Die ‘ergste reis’ die niet doorging, was een minder hachelijk avontuur. ‘Ik zou de dood van Nelson Mandela in Zuid-Afrika moeten verslaan. Dat is zo’n evenement waarvan je weet hoe het begint en afloopt. Om met honderden, duizenden collega’s hetzelfde te moeten schrijven, joeg mij heel veel angst aan. Goddank: toen hij doodging was ik heel diep in de bush, ik hoorde het pas vier dagen later.’
Al ruim veertig jaar werkt hij vanuit standplaats Nairobi voor de NOS en NRC. Vorig jaar schreef hij het boek Een wolkenkrabber op de savanne, over zijn correspondentschap. Woensdag 4 december geeft hij de Stephen Ellis-lezing bij het Afrika-Studiecentrum.
Waarmee bent u nu bezig?
‘Ik vraag mij na het verslaan van vele Afrikaanse oorlogen soms af waarom die zich vooral laten registreren op basis van het aantal dodelijke slachtoffers, terwijl nabestaanden moeten doorleven met beelden van martelingen, verkrachtingen, noem maar op. De psychiatrische kant krijgt geen aandacht.

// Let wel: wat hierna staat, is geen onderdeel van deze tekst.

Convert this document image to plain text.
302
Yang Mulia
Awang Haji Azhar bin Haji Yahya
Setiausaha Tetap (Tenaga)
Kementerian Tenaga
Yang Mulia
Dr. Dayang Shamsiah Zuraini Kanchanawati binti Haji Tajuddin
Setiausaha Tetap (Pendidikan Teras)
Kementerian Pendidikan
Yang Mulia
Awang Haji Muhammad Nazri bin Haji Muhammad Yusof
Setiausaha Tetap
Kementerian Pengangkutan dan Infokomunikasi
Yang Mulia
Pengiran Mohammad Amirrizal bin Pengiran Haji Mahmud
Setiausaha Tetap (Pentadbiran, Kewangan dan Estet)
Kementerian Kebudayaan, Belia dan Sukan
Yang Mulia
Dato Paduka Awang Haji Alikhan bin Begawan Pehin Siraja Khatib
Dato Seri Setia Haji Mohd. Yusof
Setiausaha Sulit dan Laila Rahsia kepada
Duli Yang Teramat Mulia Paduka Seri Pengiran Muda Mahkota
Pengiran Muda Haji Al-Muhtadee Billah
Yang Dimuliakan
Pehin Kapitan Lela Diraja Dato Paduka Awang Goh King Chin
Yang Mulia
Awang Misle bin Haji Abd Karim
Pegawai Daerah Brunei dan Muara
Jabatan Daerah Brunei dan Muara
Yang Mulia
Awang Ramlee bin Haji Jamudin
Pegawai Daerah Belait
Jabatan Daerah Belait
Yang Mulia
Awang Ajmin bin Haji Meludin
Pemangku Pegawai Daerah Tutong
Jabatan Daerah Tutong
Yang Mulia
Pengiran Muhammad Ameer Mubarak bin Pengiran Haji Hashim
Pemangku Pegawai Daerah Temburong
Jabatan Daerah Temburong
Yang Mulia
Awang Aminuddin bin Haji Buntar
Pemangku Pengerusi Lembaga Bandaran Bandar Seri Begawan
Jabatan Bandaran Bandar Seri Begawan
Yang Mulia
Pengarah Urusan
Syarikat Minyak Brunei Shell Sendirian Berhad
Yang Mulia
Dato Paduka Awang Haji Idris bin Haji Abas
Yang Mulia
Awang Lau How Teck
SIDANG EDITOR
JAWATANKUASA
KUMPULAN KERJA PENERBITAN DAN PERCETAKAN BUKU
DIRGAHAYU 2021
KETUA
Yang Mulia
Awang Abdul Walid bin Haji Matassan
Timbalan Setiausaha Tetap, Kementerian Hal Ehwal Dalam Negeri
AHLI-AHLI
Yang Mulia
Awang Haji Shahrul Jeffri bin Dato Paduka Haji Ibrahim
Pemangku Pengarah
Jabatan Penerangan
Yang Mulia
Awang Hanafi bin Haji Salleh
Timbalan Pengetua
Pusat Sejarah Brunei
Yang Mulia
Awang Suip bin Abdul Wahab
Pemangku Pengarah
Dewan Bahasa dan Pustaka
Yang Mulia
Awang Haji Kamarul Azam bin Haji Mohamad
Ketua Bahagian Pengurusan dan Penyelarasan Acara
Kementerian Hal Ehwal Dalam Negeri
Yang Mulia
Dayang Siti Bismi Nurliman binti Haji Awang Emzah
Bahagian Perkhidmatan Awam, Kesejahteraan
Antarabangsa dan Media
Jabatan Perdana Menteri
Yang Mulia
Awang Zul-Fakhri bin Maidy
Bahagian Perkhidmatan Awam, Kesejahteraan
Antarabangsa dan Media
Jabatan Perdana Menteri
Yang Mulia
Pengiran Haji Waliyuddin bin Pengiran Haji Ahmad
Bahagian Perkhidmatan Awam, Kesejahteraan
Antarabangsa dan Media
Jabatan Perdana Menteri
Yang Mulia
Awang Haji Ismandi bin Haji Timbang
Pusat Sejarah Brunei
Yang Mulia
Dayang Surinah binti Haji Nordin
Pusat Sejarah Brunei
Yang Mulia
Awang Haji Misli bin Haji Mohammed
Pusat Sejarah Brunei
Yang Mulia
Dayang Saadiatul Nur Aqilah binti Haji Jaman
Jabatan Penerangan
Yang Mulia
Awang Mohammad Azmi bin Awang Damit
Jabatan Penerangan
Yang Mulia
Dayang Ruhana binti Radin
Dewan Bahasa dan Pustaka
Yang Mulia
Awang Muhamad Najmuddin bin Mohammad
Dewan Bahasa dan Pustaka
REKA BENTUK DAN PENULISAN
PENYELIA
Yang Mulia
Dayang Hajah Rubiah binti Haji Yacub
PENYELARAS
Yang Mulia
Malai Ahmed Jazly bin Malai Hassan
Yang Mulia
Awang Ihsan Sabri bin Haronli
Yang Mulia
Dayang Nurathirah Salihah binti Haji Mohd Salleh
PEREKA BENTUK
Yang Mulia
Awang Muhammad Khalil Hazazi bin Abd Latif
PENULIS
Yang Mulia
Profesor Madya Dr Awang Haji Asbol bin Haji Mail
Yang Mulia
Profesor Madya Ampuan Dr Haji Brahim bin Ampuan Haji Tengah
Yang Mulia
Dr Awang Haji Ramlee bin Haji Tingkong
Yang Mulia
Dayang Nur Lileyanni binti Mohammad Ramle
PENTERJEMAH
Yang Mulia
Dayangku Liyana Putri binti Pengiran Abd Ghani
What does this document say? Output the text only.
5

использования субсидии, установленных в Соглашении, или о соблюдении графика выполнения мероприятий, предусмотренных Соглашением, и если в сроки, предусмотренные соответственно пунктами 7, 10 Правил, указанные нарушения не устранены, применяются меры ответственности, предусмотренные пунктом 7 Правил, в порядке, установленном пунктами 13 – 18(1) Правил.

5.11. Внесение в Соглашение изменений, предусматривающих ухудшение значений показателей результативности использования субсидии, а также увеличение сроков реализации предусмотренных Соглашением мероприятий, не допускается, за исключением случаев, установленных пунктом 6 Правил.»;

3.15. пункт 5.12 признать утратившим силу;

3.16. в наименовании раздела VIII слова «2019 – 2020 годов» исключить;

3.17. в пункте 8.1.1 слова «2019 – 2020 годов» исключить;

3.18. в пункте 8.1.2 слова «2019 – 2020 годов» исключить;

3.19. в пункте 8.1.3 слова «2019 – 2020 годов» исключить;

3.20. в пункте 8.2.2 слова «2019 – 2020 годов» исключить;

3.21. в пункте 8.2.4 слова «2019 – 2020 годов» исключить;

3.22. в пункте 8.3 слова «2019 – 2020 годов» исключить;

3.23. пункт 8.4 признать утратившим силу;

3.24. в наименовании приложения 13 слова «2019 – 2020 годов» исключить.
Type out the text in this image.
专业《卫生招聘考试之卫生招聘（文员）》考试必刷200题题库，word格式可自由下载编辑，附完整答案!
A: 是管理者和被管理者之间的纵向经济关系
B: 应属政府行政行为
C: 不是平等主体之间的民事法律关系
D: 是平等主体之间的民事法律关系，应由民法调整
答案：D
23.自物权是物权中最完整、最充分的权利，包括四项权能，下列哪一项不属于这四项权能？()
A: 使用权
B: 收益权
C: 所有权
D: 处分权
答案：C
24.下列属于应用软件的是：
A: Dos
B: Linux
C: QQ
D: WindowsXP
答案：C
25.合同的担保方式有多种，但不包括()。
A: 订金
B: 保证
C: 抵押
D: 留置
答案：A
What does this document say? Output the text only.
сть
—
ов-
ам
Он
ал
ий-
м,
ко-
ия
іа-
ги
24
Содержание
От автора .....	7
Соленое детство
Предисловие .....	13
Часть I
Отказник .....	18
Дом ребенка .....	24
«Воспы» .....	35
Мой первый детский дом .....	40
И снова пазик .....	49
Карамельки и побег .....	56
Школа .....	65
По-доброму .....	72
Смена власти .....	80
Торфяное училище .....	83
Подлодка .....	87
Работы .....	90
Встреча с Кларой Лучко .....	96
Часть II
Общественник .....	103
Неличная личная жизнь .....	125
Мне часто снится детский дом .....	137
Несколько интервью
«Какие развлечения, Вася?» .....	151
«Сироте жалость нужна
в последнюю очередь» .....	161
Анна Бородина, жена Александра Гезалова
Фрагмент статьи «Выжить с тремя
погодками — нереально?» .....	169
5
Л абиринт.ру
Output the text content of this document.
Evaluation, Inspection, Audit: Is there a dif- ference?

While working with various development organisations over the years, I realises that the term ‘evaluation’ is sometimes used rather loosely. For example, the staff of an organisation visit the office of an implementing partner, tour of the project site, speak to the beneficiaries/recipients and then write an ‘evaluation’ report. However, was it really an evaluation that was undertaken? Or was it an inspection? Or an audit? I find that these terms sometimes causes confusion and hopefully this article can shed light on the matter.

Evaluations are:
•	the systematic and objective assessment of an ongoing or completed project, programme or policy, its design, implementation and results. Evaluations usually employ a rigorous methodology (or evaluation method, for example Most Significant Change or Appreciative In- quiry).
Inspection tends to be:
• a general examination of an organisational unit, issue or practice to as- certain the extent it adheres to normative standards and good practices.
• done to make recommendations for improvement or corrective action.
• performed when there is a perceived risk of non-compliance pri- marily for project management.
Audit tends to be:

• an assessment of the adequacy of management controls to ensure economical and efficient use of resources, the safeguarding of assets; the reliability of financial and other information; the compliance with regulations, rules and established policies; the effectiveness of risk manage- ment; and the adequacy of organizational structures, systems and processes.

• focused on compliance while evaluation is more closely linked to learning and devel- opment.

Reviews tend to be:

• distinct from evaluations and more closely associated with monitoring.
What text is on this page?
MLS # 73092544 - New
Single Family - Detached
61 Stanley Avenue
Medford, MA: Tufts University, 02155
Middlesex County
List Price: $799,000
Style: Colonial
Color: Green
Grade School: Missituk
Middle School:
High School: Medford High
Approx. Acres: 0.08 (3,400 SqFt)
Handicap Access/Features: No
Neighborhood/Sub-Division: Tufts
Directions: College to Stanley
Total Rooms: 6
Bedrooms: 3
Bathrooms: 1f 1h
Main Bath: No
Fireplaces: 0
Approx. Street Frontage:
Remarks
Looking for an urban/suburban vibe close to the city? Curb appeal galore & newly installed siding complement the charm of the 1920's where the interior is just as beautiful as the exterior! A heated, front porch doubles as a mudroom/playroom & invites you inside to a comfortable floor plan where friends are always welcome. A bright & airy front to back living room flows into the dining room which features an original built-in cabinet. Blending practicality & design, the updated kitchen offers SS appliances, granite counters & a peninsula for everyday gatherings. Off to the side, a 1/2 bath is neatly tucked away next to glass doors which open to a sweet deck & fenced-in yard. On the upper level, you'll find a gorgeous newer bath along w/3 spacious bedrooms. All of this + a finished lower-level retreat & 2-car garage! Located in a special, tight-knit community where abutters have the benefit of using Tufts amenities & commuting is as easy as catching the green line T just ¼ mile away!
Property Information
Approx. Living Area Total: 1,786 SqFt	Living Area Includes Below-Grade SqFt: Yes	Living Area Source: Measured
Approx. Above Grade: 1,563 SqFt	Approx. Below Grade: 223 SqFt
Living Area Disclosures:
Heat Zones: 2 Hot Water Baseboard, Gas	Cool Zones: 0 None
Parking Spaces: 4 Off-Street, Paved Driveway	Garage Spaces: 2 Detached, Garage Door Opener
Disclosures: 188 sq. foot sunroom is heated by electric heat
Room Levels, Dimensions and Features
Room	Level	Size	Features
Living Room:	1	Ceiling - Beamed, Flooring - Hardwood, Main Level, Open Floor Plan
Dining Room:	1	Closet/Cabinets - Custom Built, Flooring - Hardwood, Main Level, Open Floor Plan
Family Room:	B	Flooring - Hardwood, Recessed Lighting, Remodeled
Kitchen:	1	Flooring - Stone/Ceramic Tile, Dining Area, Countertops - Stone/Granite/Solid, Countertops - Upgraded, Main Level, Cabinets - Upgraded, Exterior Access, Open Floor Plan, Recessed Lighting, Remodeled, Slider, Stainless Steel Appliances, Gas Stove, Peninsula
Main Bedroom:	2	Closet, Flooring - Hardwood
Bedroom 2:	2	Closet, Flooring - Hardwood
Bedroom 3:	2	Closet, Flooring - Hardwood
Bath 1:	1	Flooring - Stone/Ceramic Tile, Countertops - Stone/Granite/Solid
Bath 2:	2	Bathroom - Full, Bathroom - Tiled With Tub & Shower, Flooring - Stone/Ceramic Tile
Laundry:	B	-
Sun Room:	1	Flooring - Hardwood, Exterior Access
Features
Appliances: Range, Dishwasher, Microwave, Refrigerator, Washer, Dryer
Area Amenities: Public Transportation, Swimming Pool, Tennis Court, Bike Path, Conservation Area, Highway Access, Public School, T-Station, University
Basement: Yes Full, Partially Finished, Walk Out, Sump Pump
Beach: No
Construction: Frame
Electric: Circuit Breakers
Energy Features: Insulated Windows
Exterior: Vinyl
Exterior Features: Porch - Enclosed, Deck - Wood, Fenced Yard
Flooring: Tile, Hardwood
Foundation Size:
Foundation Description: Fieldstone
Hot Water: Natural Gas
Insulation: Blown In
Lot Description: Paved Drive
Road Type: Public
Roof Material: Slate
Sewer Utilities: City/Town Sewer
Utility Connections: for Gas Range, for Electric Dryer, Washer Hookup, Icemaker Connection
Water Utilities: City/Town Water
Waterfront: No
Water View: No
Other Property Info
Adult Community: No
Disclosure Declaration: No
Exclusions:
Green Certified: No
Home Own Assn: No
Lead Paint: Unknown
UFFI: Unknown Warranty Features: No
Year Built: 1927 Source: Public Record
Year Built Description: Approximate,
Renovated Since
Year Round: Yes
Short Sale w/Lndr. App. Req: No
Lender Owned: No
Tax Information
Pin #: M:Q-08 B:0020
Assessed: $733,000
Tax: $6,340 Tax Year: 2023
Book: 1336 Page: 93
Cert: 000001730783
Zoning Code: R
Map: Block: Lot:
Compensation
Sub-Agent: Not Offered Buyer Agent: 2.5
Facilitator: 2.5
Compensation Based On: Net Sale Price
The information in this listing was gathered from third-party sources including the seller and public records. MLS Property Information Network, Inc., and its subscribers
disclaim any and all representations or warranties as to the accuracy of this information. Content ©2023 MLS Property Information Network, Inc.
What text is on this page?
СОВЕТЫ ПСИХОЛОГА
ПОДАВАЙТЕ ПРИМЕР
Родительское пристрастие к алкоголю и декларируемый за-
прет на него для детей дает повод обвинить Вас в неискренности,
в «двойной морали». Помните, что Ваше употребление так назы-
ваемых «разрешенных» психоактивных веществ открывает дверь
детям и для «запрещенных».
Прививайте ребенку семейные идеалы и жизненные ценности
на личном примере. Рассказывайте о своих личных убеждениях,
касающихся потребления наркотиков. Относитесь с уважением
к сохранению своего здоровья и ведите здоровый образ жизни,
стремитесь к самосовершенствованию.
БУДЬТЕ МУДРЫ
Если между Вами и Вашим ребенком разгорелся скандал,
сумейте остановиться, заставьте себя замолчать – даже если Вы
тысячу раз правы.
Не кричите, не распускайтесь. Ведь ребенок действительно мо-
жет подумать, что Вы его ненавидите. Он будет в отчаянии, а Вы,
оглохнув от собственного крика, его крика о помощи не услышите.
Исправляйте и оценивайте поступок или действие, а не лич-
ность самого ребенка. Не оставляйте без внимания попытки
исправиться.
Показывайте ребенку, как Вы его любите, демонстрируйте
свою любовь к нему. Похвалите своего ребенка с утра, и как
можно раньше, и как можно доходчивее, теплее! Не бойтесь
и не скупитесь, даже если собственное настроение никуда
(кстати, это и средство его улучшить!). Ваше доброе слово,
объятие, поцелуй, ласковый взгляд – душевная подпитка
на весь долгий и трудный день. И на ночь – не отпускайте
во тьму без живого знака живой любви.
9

‘Hoe kunnen die mensen doorleven met de beelden van een oorlog in hun hoofd? Ik was op reis in Burundi met een groep psychiaters. Een paar jaar geleden was er nog maar één psychiater in dat hele land, nu zijn het er vier. In Europa zeggen ze: trauma’s verwerk je door te praten, maar de tranen van een man in Burundi stromen naar binnen. Je legt niet alles op tafel: de taal zit vol metaforen. Je moet veel van de cultuur begrijpen en veel doorzettingsvermogen hebben om een beetje een idee te krijgen wat er aan de hand is in die hoofden van die dertien miljoen mensen.
‘Burundi is het armste land van Afrika, echt belabberd arm. Ook dat levert trauma’s op. Het zou kunnen dat het ene trauma het andere verbergt. Oorlogstrauma’s laten zich niet makkelijk zien, mensen ontkennen dat ze er zijn. Maar als je langer doorpraat zeggen ze: “Burundi is nog steeds ziek.” Het woekert voort in de hoofden van de mensen.’
Waarom besloot u in de jaren tachtig om naar Afrika te emigreren?
‘Zoals de Britse historicus en afrikanist Stephen Ellis zei (en naar wie de lezing is vernoemd): “History matters.” Het Nederland in de jaren zeventig was een heel ander land dan nu: the sky was the limit. Reizen hoorde bij het verrijken van je geest. Je had de behoefte om steeds verder weg te gaan en te begrijpen wat daar gebeurt. In mijn hoofd was Afrika het zuiverste continent, waar je nog niet de Coca-Colacultuur van Amerika zag. Ik begreep er in het begin alleen geen reet van.’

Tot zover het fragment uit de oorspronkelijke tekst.